Patsy Cline - The Ultimate Collection

Why is Patsy Cline’s The Ultimate Collection on my best 1,000 albums ever list?

I don’t think it’s crazy at all to say that this is one spectacular musical collection.

Some stats & info about Patsy Cline – The Ultimate Collection

  • What kind of musical stylings does this album represent? Country, Pop, Pop Music, Rockabilly, Country Pop, Traditional Country
  • Rolling Stone’s greatest 500 albums ranking – #229
  • All Music’s rating5 out of 5 stars
  • When was The Ultimate Collection released? 2000
  • My ranking, the one you’re reading right now – #760 out of 1,000

Patsy Cline’s The Ultimate Collection on Spotify

What does the “best 1,000 albums ever” mean and why are you doing this?

Yeah, I know it’s audacious, a little crazy (okay, maybe a lot cray cray), bordering on criminal nerdery.

But here’s what it’s NOT: a definitive list of the Greatest Albums of All-Time. This is 100% my own personal super biased, incredibly subjective review of what my top 1,000 albums are, ranked in painstaking order over the course of doing research for nearly a year, Rob from High Fidelity style. Find out more about why I embarked on a best 1,000 albums ever project.

What does Patsy Cline’s The Ultimate Collection mean to me? What does it make me feel? Why is it exciting or compelling?

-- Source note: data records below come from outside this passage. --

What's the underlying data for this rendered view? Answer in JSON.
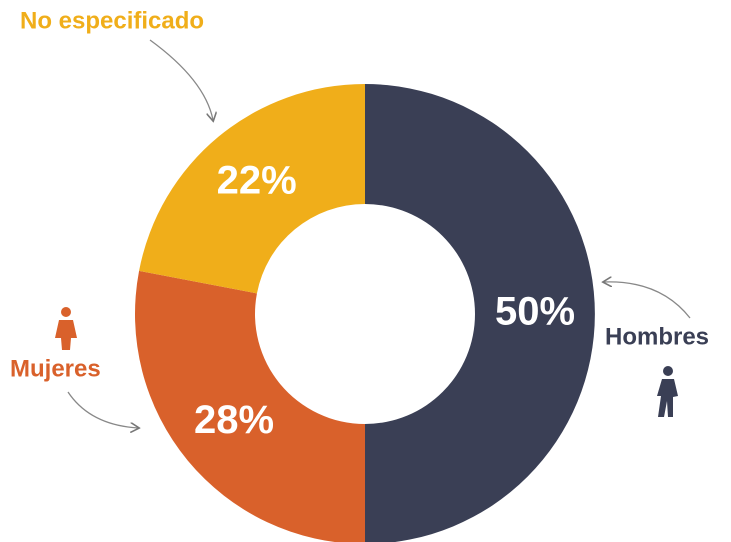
{
  "chart_data": {
    "type": "pie",
    "categories": [
      "Hombres",
      "Mujeres",
      "No especificado"
    ],
    "values": [
      50,
      28,
      22
    ],
    "value_labels": [
      "50%",
      "28%",
      "22%"
    ],
    "colors": [
      "#3a3f55",
      "#d9612b",
      "#f0ae1a"
    ]
  }
}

When I was young, I had a fairly narrow interest in music, and happily shrugged off things that didn’t interest me or actively turned me off. Over my life, there have been many “gateway” songs, artists, and bands that allowed me to broaden my interests and tastes over time.

For example, there was a time in my life where I full throatedly would declare, “Oh, I hate country music.” It just so happened that the country music that I was exposed to at that point in my young life didn’t particularly interest me, so I just slapped the “I hate country” label on anything that smacked of a country twang, be it vocal or guitar or both.

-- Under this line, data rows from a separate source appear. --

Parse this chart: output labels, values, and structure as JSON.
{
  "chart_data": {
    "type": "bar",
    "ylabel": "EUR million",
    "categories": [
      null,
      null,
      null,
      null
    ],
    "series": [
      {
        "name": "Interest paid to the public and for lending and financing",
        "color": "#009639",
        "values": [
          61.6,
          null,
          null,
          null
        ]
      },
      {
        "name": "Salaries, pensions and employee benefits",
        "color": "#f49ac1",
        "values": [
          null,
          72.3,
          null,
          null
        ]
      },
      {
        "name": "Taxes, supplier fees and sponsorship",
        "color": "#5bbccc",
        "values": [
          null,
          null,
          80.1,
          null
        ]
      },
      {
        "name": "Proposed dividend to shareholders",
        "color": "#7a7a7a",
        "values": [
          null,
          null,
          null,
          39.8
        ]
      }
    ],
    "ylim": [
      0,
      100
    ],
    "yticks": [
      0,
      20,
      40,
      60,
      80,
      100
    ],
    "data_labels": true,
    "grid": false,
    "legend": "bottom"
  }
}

And, to be fair, I was likely even incorrect even at that time as I’m sure I at least tolerated Kenny Rogers and Dolly Parton or other country music I might have been exposed to around at that era.  

Which all leads up to some moment – possibly in my late teen years but more likely in my early twenties – when I heard Patsy Cline for the first time (or at least what I perceived to be the first time). I do recall the song, though: “Crazy.” And I remember thinking, “Wait… this is country, but I kind of like it, what’s going on here?

In a word: crazy. And from that point I realized, “Oh, there’s a certain kind of country music that’s good,” and soon I was off to the races with Johnny Cash and my entire notion of genres of music that I rejected out of hand quickly began to shatter.

These days, “Walkin’ After Midnight” is my favorite Patsy Cline song. Every time I hear it’s opening twangy chords, I can literally feel myself breathing a little easier. It has a physical impact on me like that. Probably I didn’t even know a feeling like that was possible when I was a kid. Who knows?  

I wrote this note about “Walkin’ After Midnight” while doing research for the best 1,000 albums ever project: “It makes you want to get a coffee at a sleepy, friendly cafe in the middle of nowhere… after midnight or so.”

“Strange” is simply gorgeous. I bet Roy Orbison would have done a fabulous cover of this song, but probably no one could have topped the Patsy Cline original.